Annual revenues were up 14% to £4.4bn, with operating profit 21% higher than last year at £216m. Investors were treated to a 72% increase in their full-year dividend, with their 2.41p-per-share payout for the year worth £29m.
The company promised to “continue on our path” of increasing returns to shareholders, including through share buybacks to a value of up to £90m.
Soames, a grandson of Winston Churchill, said Covid contracts with the UK, Australia and other countries had “provided a short-term uplift to revenues and profits”. He added that the experience had “left an enduring legacy of a much more capable and efficient organisation, strong customer relationships, and lower debt”.
Critics of Serco’s involvement in the government’s Covid response have pointed to its mixed record on public works, the use of subcontractors and a blunder in which it inadvertently revealed the email addresses of contract tracers.

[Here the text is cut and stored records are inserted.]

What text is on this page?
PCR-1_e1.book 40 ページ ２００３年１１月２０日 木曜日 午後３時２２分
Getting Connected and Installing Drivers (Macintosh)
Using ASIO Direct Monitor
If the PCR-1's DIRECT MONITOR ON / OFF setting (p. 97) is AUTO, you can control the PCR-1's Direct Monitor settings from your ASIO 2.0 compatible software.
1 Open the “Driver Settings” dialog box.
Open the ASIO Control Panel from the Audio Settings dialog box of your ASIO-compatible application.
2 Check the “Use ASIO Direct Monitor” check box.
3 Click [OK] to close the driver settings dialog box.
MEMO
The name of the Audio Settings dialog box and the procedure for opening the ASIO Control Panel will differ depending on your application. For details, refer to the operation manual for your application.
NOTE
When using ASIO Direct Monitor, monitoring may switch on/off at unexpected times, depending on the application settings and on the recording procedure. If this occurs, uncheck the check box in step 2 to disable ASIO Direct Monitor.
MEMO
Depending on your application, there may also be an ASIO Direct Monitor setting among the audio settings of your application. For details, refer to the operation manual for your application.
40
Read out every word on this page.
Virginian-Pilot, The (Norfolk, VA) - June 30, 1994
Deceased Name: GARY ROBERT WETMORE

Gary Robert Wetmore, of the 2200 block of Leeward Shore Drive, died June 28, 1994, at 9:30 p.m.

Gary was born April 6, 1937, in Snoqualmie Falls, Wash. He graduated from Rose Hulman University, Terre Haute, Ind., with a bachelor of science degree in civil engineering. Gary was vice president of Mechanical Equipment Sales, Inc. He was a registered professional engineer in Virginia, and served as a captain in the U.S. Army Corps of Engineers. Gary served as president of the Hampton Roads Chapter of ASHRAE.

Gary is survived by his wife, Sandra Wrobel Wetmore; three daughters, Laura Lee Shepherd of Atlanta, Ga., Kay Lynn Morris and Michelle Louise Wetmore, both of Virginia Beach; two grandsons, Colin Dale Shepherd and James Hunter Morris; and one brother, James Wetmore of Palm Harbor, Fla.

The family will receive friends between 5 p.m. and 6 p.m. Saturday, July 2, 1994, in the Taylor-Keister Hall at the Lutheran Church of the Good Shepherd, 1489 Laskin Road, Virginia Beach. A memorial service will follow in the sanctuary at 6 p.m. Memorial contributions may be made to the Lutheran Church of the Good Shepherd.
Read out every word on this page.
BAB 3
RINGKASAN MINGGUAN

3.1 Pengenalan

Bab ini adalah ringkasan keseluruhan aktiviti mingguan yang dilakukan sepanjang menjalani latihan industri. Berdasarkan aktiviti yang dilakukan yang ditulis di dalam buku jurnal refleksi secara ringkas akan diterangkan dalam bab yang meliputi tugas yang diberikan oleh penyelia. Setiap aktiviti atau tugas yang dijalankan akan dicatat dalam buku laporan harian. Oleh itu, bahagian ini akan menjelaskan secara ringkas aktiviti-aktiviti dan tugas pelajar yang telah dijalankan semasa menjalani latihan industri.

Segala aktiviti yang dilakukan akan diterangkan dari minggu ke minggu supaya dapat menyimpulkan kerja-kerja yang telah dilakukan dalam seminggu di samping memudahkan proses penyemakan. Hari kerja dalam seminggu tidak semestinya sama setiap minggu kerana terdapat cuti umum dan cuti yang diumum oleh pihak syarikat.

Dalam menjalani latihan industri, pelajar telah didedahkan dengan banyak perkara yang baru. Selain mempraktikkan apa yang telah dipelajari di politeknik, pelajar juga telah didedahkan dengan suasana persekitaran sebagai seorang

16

Soames said last year that much of the criticism was motivated by ideology. “There are some people who philosophically do not believe the private sector should be doing this sort of thing,” he said.
For the year to the end of March 2020, Soames and Serco’s then chief financial officer, Angus Cockburn, earned £7.4m in pay, including £5.5m in bonuses.
The size of this year’s package, which will include the first year of the pandemic, is expected to be announced next month when the company publishes its annual report.